Despite his heartache, it was around this time, too, that Matisse found himself beginning a radical new path in his art. In planning Still Life with Seashell, he sketched the various objects on paper, then cut them out and used pins to put them in place. This allowed him to toy with the composition, before putting brush to canvas. In the end, he realized at least four versions of the still life, which he photographed over the course of three months.
“We were very pleased to include [this work] in the exhibition, since it provides such vivid insight into how and why Matisse developed the cut-out process,” McBreen says, referring to the massive body of work the artist made using painted pieces of paper and scissors during the last decade of his life. “It shows that when he cut paper, it wasn’t always to make the kind of cut-outs with which we now associate late Matisse.”

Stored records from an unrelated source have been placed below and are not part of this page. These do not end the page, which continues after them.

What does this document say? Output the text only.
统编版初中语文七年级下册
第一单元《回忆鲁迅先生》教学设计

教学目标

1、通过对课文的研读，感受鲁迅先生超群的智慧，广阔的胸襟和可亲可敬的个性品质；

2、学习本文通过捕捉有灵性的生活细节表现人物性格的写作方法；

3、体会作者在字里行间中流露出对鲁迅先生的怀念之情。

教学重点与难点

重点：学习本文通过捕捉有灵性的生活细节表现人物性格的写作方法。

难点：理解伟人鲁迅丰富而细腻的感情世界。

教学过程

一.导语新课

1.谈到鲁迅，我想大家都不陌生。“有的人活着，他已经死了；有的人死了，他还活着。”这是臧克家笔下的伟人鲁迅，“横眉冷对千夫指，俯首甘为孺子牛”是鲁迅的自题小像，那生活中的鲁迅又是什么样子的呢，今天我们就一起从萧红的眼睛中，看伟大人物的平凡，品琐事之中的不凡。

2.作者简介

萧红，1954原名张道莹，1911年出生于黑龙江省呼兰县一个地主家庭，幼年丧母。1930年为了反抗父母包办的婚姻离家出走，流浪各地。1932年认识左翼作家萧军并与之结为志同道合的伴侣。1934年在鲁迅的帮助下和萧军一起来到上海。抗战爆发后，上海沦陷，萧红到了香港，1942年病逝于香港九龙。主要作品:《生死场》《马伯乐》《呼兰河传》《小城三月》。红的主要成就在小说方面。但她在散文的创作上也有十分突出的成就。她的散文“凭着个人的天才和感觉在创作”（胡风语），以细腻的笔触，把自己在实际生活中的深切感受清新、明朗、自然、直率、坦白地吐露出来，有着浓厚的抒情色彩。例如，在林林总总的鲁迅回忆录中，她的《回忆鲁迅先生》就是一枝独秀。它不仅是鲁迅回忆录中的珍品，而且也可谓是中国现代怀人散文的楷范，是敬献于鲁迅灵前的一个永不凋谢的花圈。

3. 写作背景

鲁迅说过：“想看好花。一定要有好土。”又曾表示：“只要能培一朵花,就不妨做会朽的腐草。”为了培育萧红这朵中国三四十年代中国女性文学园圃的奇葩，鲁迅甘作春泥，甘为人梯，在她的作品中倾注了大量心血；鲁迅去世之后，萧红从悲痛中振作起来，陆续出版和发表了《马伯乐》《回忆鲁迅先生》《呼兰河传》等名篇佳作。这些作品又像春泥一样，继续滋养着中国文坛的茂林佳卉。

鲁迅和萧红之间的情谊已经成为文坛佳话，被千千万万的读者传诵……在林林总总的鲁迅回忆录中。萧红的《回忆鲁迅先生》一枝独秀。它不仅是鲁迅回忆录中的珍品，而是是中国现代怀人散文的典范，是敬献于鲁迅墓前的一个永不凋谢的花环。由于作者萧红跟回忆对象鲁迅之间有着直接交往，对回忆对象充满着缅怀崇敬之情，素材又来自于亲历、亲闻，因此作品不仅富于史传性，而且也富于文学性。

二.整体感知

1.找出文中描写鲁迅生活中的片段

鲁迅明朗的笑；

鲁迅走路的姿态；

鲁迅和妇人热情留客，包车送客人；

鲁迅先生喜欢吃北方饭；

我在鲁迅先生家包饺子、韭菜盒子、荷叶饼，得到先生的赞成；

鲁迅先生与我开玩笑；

Though the chocolate pot isn’t known to have reappeared after 1940, its importance both within Matisse’s art—and to the artist himself—is hard to ignore. He never explained why he depicted it so often, nor why he returned to it after the prolonged break, and McBreen reminds us that the artist’s work is not autobiographical in the conventional sense. “Frustratingly,” she says, “for viewers who are searching for connections to [Matisse’s] biographical details, his work will often end up leading you back to themes explored in the past.”
Yet, while Matisse painted many of his objects throughout his career—and prized them like good colleagues—it seems that his affinity for the chocolate pot came from the most intimate of places. After all, as the artist wrote while abroad in a 1920 letter to his then-wife, “[My] objects keep me company…I am not alone.”